The annual incidence of suspected cases of heparin-induced thrombocytopenia decreased 41.7% from 85.5 per 10,000 hospital admissions in the pre-intervention phase to 49 per 10,000 hospital admissions in the after intervention phase (P < .001).
The annual incidence of positive assays decreased 62.9%, from 16.5 per 10,000 admissions to 6.1 per 10,000 admissions (P < .001).
Adjudicated heparin-induced thrombocytopenia decreased 79% annually, from 10.7 to 2.2 per 10,000 admissions (P < .001). Researchers also observed a 90.7% decrease in the annual incidence of heparin-induced thrombocytopenia with thrombosis (4.6 to 0.4 per 10,000 admissions; P < .001).
Overall, the mean number of cases of suspected heparin-induced thrombocytopenia decreased from 141.3 per year in the pre-intervention period to 96 per year in the “avoid-heparin” period, while the annual number of cases decreased from 17.7 to 4.3.
This change conferred a decrease in the average estimated costs of heparin-induced thrombocytopenia care annually from $322,321 in the pre-intervention period to $55,383 in the “avoid-heparin” period (measured in 2007 Canadian dollars).

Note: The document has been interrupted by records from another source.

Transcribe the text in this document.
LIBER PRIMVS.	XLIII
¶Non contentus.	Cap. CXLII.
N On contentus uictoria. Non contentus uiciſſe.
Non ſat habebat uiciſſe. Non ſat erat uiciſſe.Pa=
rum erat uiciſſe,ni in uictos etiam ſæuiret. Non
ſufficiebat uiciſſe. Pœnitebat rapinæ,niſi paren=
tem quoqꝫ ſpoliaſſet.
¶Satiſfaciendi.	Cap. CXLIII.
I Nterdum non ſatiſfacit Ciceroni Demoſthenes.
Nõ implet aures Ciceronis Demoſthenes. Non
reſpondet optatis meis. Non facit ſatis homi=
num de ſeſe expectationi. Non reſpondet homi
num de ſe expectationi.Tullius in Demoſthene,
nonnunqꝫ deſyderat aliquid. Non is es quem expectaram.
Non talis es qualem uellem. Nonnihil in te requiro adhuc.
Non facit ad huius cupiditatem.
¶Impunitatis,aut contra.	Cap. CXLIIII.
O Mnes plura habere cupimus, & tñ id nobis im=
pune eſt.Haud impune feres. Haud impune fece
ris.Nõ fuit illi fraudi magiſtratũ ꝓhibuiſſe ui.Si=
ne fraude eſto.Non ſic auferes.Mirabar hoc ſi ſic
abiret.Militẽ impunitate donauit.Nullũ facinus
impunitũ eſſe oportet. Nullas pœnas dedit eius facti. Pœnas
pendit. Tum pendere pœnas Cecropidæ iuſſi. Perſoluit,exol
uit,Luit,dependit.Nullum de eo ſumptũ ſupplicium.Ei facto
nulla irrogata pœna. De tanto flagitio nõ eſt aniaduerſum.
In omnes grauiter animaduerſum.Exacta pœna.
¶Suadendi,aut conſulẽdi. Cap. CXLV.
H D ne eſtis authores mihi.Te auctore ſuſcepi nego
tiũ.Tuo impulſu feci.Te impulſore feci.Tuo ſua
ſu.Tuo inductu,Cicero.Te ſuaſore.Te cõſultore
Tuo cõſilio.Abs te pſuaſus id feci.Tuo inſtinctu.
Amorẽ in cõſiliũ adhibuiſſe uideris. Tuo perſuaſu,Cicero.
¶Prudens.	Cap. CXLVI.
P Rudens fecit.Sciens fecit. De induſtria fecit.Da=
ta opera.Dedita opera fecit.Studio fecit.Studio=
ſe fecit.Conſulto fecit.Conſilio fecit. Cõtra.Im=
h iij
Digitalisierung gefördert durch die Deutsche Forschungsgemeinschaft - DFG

The researchers acknowledged some limitations, specifically that the study was conducted at a single institution that may have differing heparin-induced thrombocytopenia-related practices, thereby affecting the generalizability of the results. Also, since all cases were adjudicated retrospectively, a potential bias in case definition exists.
“We recommend that all hospitals carefully consider the findings of this study and determine if they should also implement avoid-heparin strategies to improve patient safety and reduce costs,” Geerts said. – by Anthony SanFilippo
McGowan KE, et al. Blood. 2016;doi:10.1182/blood-2015-07-660001.
Disclosure: Geerts reports consultant/advisory roles and other financial relationships with Bayer, Boehringer Ingelheim, Bristol-Myers Squibb, GlaxoSmithKline, Janssen, Leo Pharma, Pfizer and Sanofi. Please see the full study for a list of all other researchers’ relevant financial disclosures.